If not consent, what then?

I do believe that informed consumer consent has an essential part to play in Open Finance. My argument is that other safeguards should enhance it to make it more effective and foster trust between consumers and businesses. I do not have the ultimate answer about what these safeguards should be, nor whether regulators should impose them or companies could adopt them voluntarily. A thorough public debate is necessary to find an optimal and balanced approach. A few initial ideas for discussion could include:

  • There could be default permissions and limitations regarding what Data firms can and cannot collect and how they can use it. Using the auto insurance example again, we could agree that sharing our real-time car location by default as we drive deteriorates our privacy to an unacceptable extent. On the other hand, we could agree that dashcams should be a default feature and that consumers must always share recordings with their insurers in cases of accidents.
  • We could agree to require ex-ante regulatory authorisations or industry certifications before firms can deploy high-risk automated decision-making solutions. This could be the case, for example, for applications that could lead to financial exclusion or significantly impair a person’s economic opportunities. Such an approach is not miles away from what the European Union proposed with its EU AI Act.

Looking Ahead: a Necessary Conversation

I am not the first person to highlight the limitation of consumer consent in a Data-driven economy, and certainly, I am not the most eloquent on the topic.

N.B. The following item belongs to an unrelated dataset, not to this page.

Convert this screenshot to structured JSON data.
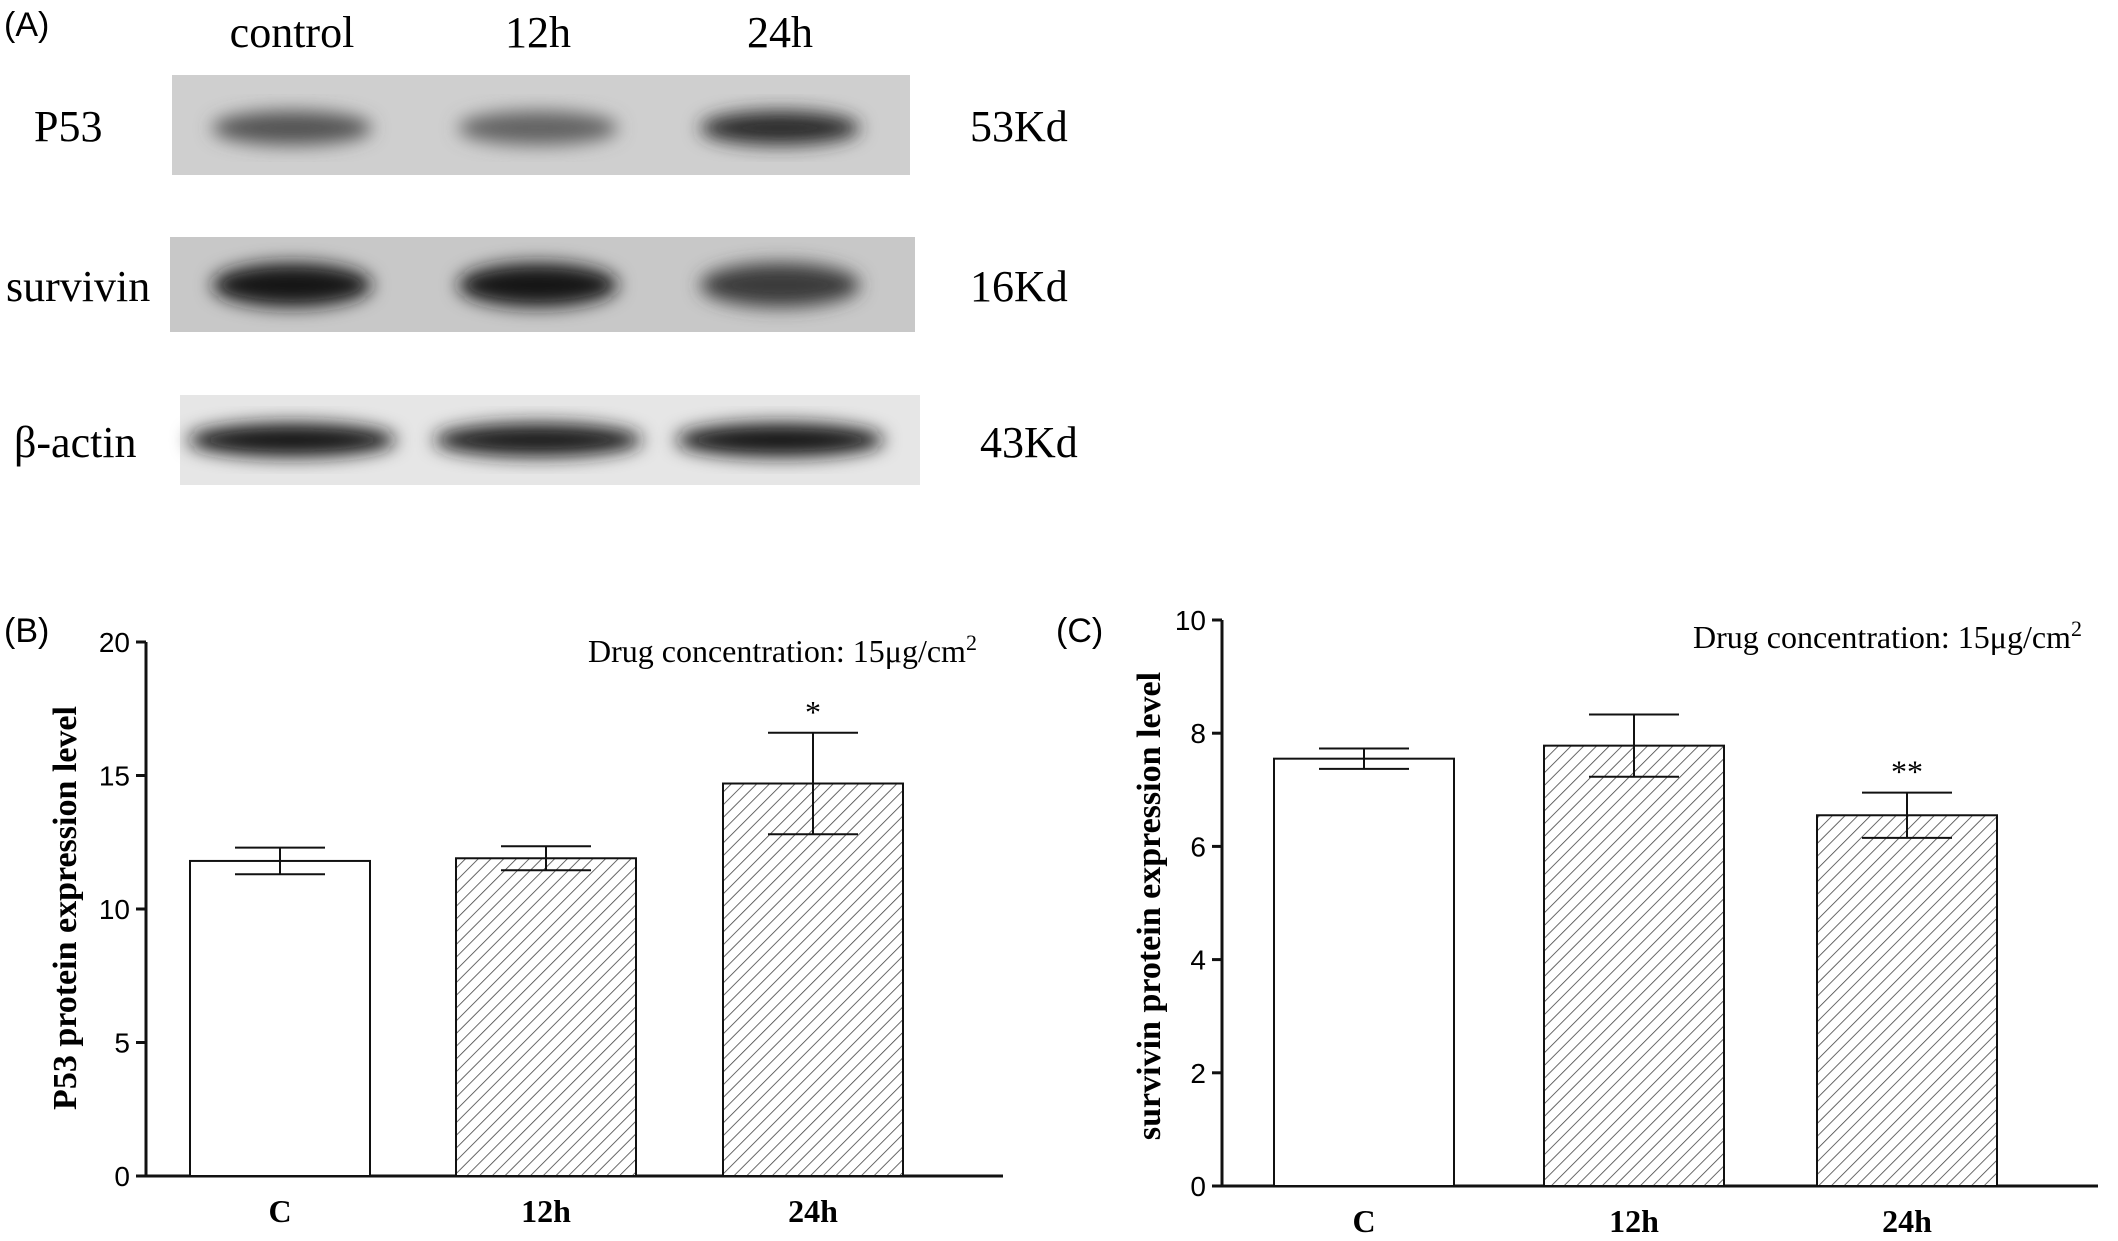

Indeed, both the Information Commissioner’s Office and the FCA are fully aware of these issues in the UK and the need to collaborate closely on them.

But in the industry debates on Open Finance and use of Customer Data that I have been a party to, these challenges are not (yet) openly debated. I often perceive a reluctance to suggest introducing additional safeguards or rules that may limit innovation. There may also be a fear of being perceived as paternalistic in implying that consumers cannot be the masters of their own affairs.

Yet, I believe we should consider and debate all options. Ultimately, Open Finance and Innovation are much more likely to succeed in the long term if consumers trust them to look after their interests and help build a better and more inclusive society.